Ну а диверсанты, находясь в поисках новых задач, решили не только сделать нужное — ослабить польское войско, но сильно на этом заработать. Рысь сильно хотел стать дворянином, будучи сыном ремесленника. А Зверь, вдруг, захотел завести семью, для чего нужны были деньги, чтобы купить нормальный дом в Москве. Егору же было важно что-то сделать, а то, после операции по взрыву порохового склада, ничего путного диверсанты не совершали.
— Сработает яд, обязательно. Ты только попади! На игле такая доза, что трех коней свалит, — ответил Зверю Егор.
После операции, где большая часть отряда диверсантов погибла, было много недомолвок, сложностей в общении. Егора обвиняли в ошибке. Это продолжалось до того момента, пока отряд не взял сведущего «языка». Оказывается, что с порохом у поляков стало столь проблемно, что половину пушек вообще не планируется использовать, а у польских воинов только на шесть выстрелов из мушкетов. При этом наемники, которые свои пороховые склады держали отдельно, отказались делится даже за большие деньги. Конечно, редко какой бой требует от воина хотя бы три выстрела. Но тогда получается, что полякам уже очень скоро просто будет нечем воевать. Какой-то стратегический запас имеется, но мало.

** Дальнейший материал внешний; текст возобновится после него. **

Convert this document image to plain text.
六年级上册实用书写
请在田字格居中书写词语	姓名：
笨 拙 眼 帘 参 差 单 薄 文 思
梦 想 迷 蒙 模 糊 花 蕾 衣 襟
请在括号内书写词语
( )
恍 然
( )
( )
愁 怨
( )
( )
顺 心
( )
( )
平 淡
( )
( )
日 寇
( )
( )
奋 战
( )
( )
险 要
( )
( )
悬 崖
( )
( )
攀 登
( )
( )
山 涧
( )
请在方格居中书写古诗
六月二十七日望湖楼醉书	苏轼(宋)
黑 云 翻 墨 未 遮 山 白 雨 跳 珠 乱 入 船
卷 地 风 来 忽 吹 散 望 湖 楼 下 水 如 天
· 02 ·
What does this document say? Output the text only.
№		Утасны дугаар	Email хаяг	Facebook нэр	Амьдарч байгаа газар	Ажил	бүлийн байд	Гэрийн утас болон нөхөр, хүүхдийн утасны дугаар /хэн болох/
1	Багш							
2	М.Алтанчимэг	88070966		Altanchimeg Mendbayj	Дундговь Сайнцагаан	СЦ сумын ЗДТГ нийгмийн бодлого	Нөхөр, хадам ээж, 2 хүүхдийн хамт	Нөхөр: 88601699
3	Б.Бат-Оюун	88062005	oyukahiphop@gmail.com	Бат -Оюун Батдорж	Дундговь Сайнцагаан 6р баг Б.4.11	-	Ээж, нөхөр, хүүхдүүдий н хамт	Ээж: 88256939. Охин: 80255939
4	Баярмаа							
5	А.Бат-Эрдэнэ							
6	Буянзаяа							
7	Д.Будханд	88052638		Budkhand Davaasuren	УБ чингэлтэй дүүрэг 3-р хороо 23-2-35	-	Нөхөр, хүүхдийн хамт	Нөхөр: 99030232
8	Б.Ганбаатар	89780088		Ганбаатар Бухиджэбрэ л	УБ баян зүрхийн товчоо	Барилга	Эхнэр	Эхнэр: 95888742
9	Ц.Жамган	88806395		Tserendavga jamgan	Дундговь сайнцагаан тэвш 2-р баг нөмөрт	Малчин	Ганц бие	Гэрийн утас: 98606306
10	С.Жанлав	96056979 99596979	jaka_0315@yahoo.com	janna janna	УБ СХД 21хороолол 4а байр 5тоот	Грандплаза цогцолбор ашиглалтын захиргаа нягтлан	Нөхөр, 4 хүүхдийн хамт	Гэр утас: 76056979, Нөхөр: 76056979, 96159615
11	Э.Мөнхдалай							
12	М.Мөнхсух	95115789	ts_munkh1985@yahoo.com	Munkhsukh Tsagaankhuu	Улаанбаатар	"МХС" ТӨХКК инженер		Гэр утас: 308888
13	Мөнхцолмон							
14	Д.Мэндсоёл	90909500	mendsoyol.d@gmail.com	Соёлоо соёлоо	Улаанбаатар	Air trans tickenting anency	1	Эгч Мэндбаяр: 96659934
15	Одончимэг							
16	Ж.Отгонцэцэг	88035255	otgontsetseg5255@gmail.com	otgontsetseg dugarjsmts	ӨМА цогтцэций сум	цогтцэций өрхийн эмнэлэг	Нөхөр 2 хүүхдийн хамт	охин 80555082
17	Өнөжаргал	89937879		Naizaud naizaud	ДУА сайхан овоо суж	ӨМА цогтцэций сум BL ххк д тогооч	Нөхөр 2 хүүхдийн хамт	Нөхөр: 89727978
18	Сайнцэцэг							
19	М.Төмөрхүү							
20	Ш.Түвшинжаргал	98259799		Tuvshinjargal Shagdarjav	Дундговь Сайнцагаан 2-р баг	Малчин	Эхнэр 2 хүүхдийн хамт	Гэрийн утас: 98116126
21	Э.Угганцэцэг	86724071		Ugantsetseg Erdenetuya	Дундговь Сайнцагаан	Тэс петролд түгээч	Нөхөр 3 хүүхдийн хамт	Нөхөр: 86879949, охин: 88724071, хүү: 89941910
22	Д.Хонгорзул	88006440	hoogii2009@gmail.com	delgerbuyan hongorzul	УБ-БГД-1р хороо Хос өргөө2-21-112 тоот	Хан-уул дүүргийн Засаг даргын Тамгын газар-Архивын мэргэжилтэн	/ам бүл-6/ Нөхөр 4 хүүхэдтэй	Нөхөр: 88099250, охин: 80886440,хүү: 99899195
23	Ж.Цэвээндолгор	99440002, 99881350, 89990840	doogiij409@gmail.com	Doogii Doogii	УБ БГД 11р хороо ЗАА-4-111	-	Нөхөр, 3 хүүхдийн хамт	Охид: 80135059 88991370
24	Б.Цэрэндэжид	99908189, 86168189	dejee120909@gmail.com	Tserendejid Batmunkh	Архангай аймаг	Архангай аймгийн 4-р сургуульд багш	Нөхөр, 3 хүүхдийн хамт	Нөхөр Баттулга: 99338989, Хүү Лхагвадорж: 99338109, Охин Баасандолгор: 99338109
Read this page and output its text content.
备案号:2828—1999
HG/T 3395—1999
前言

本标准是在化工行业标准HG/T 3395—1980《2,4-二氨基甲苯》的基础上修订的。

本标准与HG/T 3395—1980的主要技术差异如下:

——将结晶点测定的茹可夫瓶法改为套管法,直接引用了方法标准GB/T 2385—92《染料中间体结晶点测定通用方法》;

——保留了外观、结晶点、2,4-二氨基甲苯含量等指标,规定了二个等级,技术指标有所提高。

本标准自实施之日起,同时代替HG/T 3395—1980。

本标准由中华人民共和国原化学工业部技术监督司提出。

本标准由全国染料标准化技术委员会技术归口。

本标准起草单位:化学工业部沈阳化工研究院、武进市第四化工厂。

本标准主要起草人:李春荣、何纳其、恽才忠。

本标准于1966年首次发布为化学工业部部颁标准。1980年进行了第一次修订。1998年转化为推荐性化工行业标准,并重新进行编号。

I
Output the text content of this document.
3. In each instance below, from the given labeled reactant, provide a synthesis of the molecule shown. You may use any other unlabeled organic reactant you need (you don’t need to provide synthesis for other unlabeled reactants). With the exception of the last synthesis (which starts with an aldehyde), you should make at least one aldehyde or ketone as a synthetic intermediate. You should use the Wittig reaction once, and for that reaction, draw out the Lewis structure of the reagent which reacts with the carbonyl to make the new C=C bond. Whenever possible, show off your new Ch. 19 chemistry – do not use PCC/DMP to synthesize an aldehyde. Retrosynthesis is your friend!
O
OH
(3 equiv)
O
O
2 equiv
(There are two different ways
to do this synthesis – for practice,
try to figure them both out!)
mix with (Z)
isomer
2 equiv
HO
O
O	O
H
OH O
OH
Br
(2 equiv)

В отряде не было дураков, и все прикинули, какое дело они сделали. Оказывалось, что… спасли Москву. Именно так хотелось всем думать. Так что скоро отношения внутри отряда наладились. Кроме того, появилась некоторая лихость сделать еще что-нибудь этакое.
— Браты! — раздалось сзади. — Нешта смотрю на вас… с какого куреня будете?
Рядом с ряженными казаками появились истинные запорожцы.
— С куреня Ющенко мы! — ответил Егор.
— Ни бачив я вас! — сказал еще один казак.
— Так и я тебя не бачив, — Егор держался уверенно.
— Ну так и добре! — сказал любопытный казак и медленно пошел прочь.
— Заподозрили! — понял Егор. — По коням! Плевать будешь с коня. Богом кляну, не промахнись!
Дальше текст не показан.